Talaromyces marneffei is a pathogenic fungus, endemic to South-East Asia, capable of causing lethal systemic infection in immunocompromised humans. In response to temperature changes, T. marneffei alternates between hyphal and pathogenic yeast growth forms: a process known as dimorphic switching. As a potential avenue to design novel anti-fungal therapies, we are interested in the molecular mechanism of dimorphic switching and how it is regulated at the chromatin level.

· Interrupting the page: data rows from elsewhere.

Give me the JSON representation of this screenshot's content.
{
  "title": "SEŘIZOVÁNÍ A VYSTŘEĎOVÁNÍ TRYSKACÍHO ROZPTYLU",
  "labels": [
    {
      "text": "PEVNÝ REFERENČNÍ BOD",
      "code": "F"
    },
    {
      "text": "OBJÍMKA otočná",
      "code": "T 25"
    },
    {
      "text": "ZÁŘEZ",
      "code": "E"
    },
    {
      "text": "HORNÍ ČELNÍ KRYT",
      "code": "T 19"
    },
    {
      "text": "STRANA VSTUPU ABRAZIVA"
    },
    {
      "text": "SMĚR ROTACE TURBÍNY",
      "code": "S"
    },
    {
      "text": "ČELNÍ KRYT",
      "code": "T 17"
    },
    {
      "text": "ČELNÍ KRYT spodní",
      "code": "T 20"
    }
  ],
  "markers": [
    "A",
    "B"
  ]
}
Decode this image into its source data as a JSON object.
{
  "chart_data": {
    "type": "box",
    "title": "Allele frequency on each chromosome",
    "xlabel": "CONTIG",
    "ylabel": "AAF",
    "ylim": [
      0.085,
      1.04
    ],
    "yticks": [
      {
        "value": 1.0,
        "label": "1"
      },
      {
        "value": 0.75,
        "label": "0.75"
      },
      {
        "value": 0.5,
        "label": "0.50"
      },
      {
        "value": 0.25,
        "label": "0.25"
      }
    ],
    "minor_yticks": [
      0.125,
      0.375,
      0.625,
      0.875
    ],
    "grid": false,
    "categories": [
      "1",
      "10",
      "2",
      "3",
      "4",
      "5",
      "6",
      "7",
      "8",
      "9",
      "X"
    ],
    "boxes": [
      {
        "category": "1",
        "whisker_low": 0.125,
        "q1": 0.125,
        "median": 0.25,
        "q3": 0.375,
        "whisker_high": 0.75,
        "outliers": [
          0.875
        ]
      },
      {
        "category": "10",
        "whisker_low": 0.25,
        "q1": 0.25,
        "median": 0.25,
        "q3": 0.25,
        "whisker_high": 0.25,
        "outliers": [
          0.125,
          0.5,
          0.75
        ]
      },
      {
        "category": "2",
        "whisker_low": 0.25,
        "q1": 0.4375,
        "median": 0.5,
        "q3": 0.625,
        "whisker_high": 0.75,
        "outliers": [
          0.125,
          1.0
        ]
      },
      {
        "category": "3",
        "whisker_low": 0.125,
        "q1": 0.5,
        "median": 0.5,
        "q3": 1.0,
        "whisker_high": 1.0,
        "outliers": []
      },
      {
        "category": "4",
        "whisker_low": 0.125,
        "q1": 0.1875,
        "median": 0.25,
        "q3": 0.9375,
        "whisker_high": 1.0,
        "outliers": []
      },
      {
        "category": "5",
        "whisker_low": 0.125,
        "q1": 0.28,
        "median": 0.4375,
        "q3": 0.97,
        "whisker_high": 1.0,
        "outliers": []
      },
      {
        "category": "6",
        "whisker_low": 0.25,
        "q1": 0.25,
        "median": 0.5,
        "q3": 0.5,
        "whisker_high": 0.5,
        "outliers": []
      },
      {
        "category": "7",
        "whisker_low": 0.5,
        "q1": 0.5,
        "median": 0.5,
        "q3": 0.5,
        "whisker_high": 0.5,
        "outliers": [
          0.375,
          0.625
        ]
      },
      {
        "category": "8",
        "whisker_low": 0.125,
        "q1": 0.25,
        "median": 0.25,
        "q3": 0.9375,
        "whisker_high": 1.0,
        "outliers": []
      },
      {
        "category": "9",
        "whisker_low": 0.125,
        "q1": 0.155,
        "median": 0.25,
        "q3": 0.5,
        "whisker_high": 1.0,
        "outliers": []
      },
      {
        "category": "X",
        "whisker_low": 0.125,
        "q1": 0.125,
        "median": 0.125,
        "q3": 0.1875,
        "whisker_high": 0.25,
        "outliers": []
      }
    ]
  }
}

SWI/SNF chromatin-remodelling complexes are evolutionarily conserved, multi-subunit protein complexes, which act as DNA translocases to alter nucleosome position. These complexes regulate transcription by remodelling nucleosomes in the promoter regions of genes, facilitating access to transcriptional machinery.
Tandem-Affinity Purification (TAP) coupled with Mass Spectrometry (MS) identifies the subunit compositions of the T. marneffei SWI/SNF complexes; SWI/SNF and RSC. These purifications reveal compositional differences between the T. marneffei SWI/SNF complexes and those purified from yeast, including the identification of four novel proteins conserved across filamentous fungi. Purification of SWI/SNF and RSC from the model eurotiomycete Aspergillus nidulans suggests these compositional differences are conserved in other filamentous fungi, and confirms the presence of three of these novel proteins in the homologous A. nidulans complexes.
These findings highlight similarities and differences between the compositions of fungal SWI/SNF complexes and those previously published. Going forward, we have identified clear targets for interrogation of the role of SWI/SNF complexes in dimorphic switching, which we are investigating through a combination of genetic and biochemical techniques.